Over the past two decades, Rita has overseen the development of a required narrative medicine curriculum across all four years of Columbia’s medical school; an interdisciplinary education program for students and faculty from eight of Columbia’s health professions schools and programs; narrative medicine workshops that have trained thousands of health professionals, artists, and writers; a Master of Science in narrative medicine and a low-residency certification program at Columbia University; not to mention collaboration in developing programs with thinkers, writers, educators, and institutions worldwide. Most recently, Rita was named chair of the newly formed Department of Medical Humanities and Ethics at Columbia University Irving Medical Center, under which narrative medicine has advanced from a program to a division. I, for one, am in awe of the patience, the genius, the audacity, vision, and perseverance required for Rita to have accomplished all this, in face of the skepticism, dismissiveness, and, at worst, hostility of institutions and colleagues who lacked her capacity for attention and imagination.

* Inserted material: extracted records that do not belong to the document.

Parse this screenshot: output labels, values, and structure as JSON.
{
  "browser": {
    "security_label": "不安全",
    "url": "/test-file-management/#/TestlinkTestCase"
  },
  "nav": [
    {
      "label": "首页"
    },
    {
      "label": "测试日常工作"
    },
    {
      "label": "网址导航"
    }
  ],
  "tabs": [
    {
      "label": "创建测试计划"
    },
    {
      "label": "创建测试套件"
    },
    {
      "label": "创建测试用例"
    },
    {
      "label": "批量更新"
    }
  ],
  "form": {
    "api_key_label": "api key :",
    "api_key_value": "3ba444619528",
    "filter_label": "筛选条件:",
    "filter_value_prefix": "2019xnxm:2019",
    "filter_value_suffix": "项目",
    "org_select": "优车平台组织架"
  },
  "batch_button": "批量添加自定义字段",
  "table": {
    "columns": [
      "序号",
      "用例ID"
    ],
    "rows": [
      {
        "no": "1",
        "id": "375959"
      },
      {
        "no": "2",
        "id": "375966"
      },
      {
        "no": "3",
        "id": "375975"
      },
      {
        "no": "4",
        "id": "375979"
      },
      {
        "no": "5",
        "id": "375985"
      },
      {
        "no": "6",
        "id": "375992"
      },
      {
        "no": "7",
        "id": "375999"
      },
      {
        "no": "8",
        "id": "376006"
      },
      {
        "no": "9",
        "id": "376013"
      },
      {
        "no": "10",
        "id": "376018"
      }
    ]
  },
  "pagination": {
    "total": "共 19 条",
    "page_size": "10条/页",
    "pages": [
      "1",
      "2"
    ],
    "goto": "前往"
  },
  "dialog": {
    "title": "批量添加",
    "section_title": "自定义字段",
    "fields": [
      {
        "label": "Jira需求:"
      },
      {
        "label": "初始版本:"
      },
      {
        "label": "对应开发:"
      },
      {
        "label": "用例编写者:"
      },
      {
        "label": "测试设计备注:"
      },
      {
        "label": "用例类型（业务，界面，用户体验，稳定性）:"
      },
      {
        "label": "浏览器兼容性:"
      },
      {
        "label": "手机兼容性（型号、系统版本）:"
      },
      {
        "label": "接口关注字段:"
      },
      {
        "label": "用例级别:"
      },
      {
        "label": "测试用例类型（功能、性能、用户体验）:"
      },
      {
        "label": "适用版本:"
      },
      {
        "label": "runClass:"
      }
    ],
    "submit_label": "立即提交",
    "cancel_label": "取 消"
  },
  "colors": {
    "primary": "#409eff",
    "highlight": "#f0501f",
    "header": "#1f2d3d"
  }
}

In June of 2018, a group of scholar-activists, once again assembled by Rita, led a workshop on radical listening at Kripalu Center for Yoga and Health. On the opening day, our psychiatrist colleague Paul Browde asked the participants and faculty to form two concentric circles, the participants in the inner and outer circles facing each other. Paul then led us in a series of exercises, instructing the circles to rotate so that the persons facing one another in the inner and outer circles shifted after each exercise. Rita and I happened to be opposite one another when Paul instructed us simply to look into each other’s eyes, without breaking our gaze. At first, we smiled awkwardly, self-conscious, as one always is for this sort of exercise. But then Rita’s face softened into a look of the profoundest, unfiltered regard. For two minutes I was poured into “the great empty cup” of Rita’s miraculous attention. Reshaped, reformed there. This is her work—her gift to humanity.